The notion of limiting number of children is a side effect of the industrial revolution.
People in crowded housing, in crowded cities, must compete for limited number of jobs, and their pay is in meager coins. They’re separated from their food & must buy it.
Too many mouths to feed/ not enough coins = poverty.
In agrarian society, more children were an asset, not a liability.
Land + children = wealth.
Since families depended DIRECTLY on the land for their food,
more kids= more little farmhands!
More tilling, more planting & harvesting, more canning, drying, “putting up” for next season, more cows could be milked, tended, etc.
Yes and no. I know poor people with large families here in suburban Boring. They have a lot of kids in a few rooms (like I do), and sometimes not just kids but grandparents, aunts and uncles, in-laws who just got here from Mexico or El Salvador. Everyone who is old enough to work, works, and contributes to the household. Grandmothers or sister-in-law provide childcare and cook for everyone, even if they’re not all living in the same house.

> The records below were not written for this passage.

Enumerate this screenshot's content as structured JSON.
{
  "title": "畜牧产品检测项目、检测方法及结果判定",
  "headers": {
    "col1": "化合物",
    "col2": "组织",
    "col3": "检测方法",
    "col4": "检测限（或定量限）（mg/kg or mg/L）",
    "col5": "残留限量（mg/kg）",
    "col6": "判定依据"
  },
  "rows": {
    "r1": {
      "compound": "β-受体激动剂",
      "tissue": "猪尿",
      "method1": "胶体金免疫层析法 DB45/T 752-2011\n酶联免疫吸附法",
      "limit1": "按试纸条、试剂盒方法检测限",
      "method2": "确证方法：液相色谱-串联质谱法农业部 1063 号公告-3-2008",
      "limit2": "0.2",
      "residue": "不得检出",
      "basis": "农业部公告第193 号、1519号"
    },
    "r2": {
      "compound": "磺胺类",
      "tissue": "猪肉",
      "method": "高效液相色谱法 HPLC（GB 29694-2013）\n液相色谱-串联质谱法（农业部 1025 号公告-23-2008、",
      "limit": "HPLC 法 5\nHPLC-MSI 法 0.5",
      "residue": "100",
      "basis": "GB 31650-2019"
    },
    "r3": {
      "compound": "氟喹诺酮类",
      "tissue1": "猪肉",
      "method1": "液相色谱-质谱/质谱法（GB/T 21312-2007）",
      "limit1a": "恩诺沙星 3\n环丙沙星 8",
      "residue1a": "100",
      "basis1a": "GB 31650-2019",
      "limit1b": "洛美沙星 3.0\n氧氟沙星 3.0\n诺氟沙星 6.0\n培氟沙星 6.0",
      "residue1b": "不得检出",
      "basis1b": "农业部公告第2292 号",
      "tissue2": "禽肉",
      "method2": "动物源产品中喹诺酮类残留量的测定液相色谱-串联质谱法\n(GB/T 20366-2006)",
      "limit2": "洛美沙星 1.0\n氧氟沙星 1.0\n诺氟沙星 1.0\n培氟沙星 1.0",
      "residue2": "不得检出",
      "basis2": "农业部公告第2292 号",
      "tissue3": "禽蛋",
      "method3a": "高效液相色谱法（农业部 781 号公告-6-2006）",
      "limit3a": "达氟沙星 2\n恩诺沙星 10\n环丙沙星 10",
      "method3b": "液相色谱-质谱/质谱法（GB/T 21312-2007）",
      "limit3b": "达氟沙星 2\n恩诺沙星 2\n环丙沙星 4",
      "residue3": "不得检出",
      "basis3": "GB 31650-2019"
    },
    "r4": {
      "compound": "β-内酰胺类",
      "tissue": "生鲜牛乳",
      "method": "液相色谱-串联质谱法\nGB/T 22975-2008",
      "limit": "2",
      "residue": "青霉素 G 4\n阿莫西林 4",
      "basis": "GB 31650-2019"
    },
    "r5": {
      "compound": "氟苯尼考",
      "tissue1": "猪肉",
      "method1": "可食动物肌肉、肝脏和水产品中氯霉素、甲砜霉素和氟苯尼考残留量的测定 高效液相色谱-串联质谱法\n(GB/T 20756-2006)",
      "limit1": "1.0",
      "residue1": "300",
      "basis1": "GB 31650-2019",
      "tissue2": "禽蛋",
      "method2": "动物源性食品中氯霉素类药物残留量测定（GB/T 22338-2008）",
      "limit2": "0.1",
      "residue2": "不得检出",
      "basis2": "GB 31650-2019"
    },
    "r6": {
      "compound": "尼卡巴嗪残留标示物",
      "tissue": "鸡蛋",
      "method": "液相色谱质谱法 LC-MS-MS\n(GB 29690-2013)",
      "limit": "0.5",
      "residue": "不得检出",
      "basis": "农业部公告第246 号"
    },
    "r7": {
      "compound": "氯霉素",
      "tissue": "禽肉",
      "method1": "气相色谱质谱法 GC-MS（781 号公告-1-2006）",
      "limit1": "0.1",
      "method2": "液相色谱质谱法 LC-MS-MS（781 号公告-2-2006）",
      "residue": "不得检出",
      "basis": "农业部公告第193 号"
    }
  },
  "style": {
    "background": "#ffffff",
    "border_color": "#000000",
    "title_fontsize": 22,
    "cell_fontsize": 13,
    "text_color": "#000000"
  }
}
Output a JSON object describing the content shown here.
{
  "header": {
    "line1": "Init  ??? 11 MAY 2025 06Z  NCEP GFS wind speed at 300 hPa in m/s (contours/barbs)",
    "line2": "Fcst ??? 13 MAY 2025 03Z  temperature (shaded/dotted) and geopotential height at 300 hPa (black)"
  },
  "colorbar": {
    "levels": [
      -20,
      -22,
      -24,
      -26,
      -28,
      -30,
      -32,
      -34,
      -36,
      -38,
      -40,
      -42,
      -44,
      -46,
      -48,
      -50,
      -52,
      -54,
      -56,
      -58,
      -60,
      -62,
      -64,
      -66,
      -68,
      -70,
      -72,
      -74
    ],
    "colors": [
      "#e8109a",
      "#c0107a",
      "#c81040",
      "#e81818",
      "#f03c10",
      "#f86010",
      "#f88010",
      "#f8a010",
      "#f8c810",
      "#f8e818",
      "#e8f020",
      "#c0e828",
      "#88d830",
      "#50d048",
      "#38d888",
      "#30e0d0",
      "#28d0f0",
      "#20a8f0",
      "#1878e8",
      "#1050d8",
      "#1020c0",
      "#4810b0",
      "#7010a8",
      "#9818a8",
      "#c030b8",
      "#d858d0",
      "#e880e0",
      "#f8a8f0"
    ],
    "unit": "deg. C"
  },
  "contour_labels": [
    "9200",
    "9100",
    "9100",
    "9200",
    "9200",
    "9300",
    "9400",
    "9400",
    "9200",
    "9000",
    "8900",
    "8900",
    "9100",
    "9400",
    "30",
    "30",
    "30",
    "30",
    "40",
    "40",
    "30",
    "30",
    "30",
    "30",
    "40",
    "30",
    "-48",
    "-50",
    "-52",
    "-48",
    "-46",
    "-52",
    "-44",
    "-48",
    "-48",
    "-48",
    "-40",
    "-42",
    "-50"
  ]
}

When my oldest son got his first job as a lifeguard, a friend from Guatemala said, “Great! Now he can help the family!” *jaw drop* We did not need Bill the Son’s minimum-wage earnings to help feed the household, although we did, eventually, charge him rent as an incentive to move out.
“Are you really going to pay me $500 a month to share a bedroom with Tom and a bathroom with eight other people? Come ON!” No, he wasn’t. He got a roommate, an apartment, and a cat.